SALAM PAPUA (TIMIKA) – Bangunan Puskesmas Pembantu (Pustu)
di Kampung Umar Ararau, Distrik Mimika Barat Jauh, Kabupaten Mimika, dilaporkan
tidak dimanfaatkan akibat tidak adanya tenaga kesehatan (nakes) yang menetap.
Selain itu, kondisi bangunan yang dinilai tidak layak pakai
membuat fasilitas tersebut kini terkesan mubazir, meski baru dibangun pada
2023.
Kaur Pembangunan Kampung Umar Ararau, Ernius Pairio,
mengungkapkan bahwa ukuran bangunan Pustu tersebut terlalu sempit dan tidak
memenuhi standar pelayanan dasar kesehatan.
“Bangunannya sangat kecil, tidak ada kamar untuk tenaga
kesehatan, juga tidak ada ruang khusus untuk pelayanan pasien,” ujarnya, Jumat
(1/5/2026).
Ia juga menyoroti proses pembangunan yang dinilai tidak diawasi secara maksimal. Menurutnya, kontraktor tidak pernah turun langsung memantau pekerjaan di lapangan. Padahal, anggaran pembangunan Pustu tersebut disebut cukup besar.

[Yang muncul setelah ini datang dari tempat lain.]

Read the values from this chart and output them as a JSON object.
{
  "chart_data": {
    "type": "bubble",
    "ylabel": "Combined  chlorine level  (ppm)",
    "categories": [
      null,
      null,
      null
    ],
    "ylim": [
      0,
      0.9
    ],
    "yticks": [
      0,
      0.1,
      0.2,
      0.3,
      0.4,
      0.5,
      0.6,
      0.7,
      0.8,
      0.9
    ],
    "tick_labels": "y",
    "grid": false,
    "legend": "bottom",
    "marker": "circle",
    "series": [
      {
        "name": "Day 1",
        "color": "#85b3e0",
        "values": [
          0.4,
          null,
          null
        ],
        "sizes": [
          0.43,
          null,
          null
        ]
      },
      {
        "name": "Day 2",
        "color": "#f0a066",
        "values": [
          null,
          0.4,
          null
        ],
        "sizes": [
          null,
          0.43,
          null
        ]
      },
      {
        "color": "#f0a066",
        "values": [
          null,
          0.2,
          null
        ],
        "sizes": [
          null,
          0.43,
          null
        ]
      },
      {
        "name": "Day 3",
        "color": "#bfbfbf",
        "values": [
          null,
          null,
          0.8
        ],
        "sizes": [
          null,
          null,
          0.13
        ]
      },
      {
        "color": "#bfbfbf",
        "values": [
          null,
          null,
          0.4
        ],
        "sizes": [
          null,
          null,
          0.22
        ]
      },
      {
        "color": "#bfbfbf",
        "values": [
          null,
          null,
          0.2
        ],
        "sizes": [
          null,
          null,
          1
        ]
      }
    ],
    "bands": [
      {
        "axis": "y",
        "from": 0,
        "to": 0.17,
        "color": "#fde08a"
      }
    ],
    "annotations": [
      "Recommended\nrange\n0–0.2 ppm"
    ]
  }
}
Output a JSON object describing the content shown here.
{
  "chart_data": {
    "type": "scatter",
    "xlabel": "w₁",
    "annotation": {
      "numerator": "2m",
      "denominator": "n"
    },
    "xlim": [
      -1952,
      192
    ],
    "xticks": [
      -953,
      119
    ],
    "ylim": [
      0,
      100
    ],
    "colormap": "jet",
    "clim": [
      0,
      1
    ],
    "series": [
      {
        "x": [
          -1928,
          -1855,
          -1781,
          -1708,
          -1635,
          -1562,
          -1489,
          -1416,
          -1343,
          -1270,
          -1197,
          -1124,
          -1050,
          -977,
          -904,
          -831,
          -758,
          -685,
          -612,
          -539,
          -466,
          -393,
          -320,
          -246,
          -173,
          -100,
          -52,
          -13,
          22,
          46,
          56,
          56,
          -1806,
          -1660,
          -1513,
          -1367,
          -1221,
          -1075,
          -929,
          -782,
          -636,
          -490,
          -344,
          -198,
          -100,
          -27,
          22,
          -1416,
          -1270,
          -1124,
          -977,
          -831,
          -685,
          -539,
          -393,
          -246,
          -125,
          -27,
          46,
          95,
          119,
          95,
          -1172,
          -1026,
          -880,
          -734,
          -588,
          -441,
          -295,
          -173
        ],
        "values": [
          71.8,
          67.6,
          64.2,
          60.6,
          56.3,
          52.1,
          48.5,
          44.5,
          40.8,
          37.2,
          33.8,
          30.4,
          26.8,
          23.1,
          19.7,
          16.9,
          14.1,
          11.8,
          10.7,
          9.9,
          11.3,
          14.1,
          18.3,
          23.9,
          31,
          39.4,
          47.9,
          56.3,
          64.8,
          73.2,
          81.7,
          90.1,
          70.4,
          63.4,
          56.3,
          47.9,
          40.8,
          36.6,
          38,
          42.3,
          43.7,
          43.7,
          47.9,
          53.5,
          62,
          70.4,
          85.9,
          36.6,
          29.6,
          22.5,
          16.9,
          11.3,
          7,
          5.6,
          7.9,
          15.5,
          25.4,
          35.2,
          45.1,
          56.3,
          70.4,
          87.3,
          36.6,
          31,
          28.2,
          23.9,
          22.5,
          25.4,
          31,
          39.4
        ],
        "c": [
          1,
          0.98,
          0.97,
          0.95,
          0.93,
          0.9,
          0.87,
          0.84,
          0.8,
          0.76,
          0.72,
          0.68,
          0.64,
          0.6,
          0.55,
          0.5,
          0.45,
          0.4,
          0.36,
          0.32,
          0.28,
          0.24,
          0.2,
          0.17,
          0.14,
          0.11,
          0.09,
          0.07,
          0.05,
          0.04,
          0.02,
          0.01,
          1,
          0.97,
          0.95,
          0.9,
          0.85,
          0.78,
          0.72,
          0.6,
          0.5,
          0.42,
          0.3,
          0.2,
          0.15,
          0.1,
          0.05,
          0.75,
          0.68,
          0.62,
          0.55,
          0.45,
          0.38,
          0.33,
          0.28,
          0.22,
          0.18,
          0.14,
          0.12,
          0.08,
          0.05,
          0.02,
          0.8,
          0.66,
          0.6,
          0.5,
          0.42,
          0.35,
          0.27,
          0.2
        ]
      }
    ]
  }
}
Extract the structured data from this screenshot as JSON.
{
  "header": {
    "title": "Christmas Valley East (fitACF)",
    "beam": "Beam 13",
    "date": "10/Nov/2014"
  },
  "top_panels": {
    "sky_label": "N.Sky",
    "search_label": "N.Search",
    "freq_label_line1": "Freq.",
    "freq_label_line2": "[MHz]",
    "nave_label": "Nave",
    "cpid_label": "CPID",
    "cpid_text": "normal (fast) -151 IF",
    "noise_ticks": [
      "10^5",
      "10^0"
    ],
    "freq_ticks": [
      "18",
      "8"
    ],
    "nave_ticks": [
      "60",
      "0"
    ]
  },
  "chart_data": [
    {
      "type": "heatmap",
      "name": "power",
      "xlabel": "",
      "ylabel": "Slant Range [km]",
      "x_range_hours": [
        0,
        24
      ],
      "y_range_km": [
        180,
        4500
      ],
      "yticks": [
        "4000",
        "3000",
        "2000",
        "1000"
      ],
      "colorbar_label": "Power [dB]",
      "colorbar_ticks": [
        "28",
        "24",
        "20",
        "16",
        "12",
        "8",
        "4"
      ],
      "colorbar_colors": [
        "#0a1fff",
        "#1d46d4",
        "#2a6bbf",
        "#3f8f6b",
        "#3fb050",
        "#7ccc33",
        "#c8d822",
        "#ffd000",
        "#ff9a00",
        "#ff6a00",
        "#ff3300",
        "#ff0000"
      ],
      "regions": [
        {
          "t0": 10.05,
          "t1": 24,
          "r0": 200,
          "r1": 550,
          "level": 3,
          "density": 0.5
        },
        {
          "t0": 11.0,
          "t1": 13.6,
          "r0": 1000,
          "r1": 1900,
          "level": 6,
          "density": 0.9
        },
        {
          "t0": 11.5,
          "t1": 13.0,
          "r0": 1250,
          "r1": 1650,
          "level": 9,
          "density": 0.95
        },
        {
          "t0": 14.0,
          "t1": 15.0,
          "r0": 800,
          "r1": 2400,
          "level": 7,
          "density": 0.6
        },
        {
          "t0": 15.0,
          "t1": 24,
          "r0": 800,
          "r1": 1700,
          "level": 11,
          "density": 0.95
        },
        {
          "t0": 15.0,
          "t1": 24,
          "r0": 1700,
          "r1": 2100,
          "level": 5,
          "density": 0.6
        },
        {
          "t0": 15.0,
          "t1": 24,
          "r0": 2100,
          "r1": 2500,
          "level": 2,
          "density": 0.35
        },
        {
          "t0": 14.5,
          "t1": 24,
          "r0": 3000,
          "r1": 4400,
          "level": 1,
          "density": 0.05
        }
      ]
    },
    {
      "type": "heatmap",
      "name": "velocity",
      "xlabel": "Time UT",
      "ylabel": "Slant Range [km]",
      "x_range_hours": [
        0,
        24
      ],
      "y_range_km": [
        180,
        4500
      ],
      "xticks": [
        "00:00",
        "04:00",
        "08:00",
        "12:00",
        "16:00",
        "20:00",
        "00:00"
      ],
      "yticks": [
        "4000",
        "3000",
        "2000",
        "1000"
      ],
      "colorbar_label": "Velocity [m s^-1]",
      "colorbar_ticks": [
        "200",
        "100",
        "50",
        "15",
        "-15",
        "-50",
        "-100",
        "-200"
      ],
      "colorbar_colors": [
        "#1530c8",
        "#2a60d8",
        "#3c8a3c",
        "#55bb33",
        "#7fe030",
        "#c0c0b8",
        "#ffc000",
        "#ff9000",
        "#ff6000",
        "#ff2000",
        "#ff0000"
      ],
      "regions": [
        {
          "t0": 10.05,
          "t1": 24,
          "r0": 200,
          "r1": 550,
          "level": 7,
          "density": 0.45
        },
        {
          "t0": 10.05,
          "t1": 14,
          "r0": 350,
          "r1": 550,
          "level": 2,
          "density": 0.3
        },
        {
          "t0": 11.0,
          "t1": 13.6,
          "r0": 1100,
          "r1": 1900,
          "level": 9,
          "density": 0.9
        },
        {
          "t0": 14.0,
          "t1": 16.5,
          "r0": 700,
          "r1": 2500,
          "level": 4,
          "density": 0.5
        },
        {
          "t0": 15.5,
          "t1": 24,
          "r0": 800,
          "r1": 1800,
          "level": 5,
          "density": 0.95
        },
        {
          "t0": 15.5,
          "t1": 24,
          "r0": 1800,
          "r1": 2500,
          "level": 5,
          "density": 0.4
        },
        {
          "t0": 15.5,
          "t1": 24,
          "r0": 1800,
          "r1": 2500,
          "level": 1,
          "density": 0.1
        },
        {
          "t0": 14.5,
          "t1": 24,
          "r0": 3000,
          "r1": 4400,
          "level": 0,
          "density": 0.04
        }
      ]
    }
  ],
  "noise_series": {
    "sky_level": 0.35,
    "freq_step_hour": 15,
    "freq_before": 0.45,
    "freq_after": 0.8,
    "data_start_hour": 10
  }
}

“Bangunan itu tidak bisa digunakan secara optimal karena
memang tidak layak dari awal,” tambahnya.
Saat ini, Pustu tersebut berada dalam kondisi terbengkalai
di tengah hutan dan tidak terurus. Pelayanan kesehatan bagi warga pun tidak
berjalan maksimal karena tenaga kesehatan dari Puskesmas Taparmai hanya datang
pada waktu-waktu tertentu.
Ernius berharap Pemerintah Kabupaten Mimika dapat lebih
serius dalam merencanakan pembangunan fasilitas kesehatan, khususnya di wilayah
terpencil, agar tidak terjadi pemborosan anggaran.
“Nakes dari puskesmas tidak ada yang menetap, hanya datang
sesekali. Puji Tuhan masih ada tenaga kesehatan dari program YPMAK yang
membantu melayani masyarakat,” pungkasnya.